Ao avaliar o déficit de performance, Stroll explicou que o problema não se resume a um único fator, mas a um conjunto de limitações que impactam o rendimento geral. A equipe ainda enfrenta dificuldades ligadas ao motor, ao equilíbrio do carro e à falta de aderência, pontos que, somados, impedem o AMR26 de alcançar o nível das principais rivais neste momento.

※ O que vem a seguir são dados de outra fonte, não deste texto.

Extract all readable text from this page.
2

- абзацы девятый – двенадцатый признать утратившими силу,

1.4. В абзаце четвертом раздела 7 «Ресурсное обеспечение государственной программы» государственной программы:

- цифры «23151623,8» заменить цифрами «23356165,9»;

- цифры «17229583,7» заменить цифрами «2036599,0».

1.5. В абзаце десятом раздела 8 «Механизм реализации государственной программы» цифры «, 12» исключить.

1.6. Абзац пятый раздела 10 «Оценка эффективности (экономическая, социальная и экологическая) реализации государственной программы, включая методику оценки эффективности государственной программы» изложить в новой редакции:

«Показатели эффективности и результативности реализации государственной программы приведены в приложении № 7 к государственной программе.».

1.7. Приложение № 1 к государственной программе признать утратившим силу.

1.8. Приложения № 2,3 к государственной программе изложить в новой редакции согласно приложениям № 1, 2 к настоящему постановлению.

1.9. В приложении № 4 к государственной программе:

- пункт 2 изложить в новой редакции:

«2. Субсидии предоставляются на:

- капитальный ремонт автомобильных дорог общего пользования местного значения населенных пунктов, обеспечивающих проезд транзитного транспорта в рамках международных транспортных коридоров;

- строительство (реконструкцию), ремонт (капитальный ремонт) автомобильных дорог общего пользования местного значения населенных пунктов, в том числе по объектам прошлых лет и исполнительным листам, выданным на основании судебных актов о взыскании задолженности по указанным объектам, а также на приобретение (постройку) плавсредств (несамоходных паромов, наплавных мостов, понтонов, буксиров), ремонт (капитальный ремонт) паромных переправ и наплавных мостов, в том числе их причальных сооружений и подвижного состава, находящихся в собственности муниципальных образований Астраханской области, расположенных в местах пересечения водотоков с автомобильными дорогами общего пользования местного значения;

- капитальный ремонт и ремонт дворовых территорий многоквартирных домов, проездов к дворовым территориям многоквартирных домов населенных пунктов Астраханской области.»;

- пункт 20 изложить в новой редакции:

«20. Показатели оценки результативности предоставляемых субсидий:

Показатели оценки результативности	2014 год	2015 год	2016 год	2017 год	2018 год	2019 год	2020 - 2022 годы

O piloto também adotou um discurso cauteloso ao projetar a evolução até a estreia da temporada, no GP da Austrália. Ele destacou que é impossível saber com precisão o que as outras equipes estão fazendo em termos de acerto e combustível, mas admitiu que a Aston Martin precisa recuperar cerca de quatro segundos para diminuir a atual desvantagem e voltar a ser competitiva. Apesar do cenário desafiador, Stroll procurou reforçar que a busca por desempenho é constante na Fórmula 1.

“Neste ramo, ninguém fica parado. Todos estão buscando desempenho de todas as maneiras, a cada fim de semana, o tempo todo. É isso que estamos fazendo: tentando extrair mais desempenho do carro a cada dia e pensando também a longo prazo, trazendo melhorias na unidade de potência e no chassi”, explicou.

As declarações evidenciam que, mesmo contando com um dos nomes mais respeitados da engenharia no paddock e cercada de expectativa, a Aston Martin ainda enfrenta um processo de ajuste e desenvolvimento significativo. A dúvida agora é se o pacote técnico conseguirá evoluir a tempo de reduzir a diferença até Melbourne, e se o AMR26 poderá transformar o potencial em performance real quando a temporada começar oficialmente.